Pediatricians' management practices for chronic pain.

OBJECTIVE

While research has established that pediatric pain is undertreated, it is unclear who should have primary responsibility for its management. This study asks pediatricians who they believe should treat pain and how pain should be assessed and managed.

METHODS

We administered a mail and online survey about pediatric chronic pain and palliative care to a random sample of 800 U.S. pediatricians, and performed descriptive and multivariate analyses on 303 respondents.

RESULTS

Most pediatrician responders were white, non-Hispanic (55.8%), and had been in practice 10 or more years (68.0%). Only one third of pediatricians (32.3%) felt it was their primary responsibility to treat chronic pain; most believed pain specialists (58.1%), other specialists, (39.6%), or hospice providers (26.1%) should be responsible.
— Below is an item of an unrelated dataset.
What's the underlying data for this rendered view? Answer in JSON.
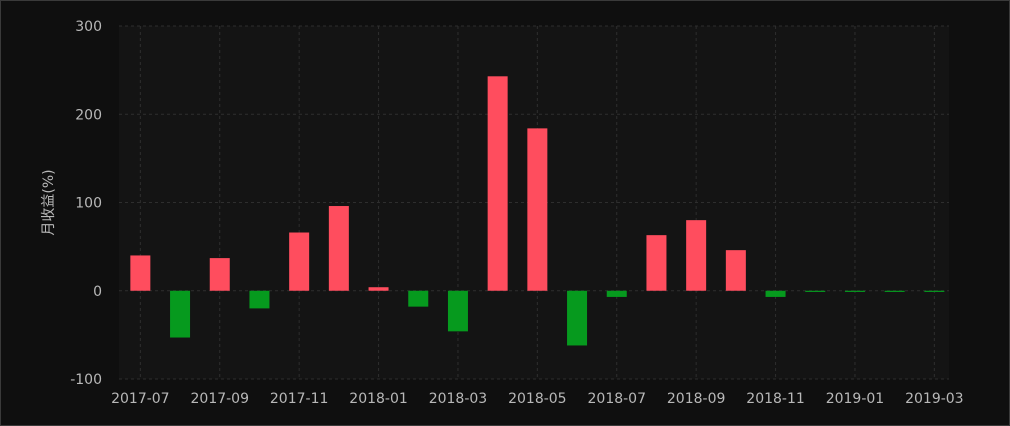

For pain assessments, most report using parent (87.1%) or patient (84.2%) verbal reports and one half (49.5%) use pain diaries, although multivariate analyses showed that inpatient pediatricians were significantly less likely to use these modalities. Acetaminophen and nonsteroidal anti-inflammatory drugs (NSAIDs) were commonly cited medications to usually or always treat pain (61.7% and 66.9%, respectively) and 19.3% report never or rarely prescribing intermittent opiates in their practice. Multivariate analyses showed that there were no consistent physician qualities that predicted the use of opiate prescriptions.

CONCLUSIONS

Our findings illustrate that pediatricians' theoretical approaches to chronic pain management are more collaborative than independent. Future research must test if pediatricians could benefit from supplemental pain education, increased emphasis on clinical guidance, and an increased awareness of hospice to be included in the pain management team for children.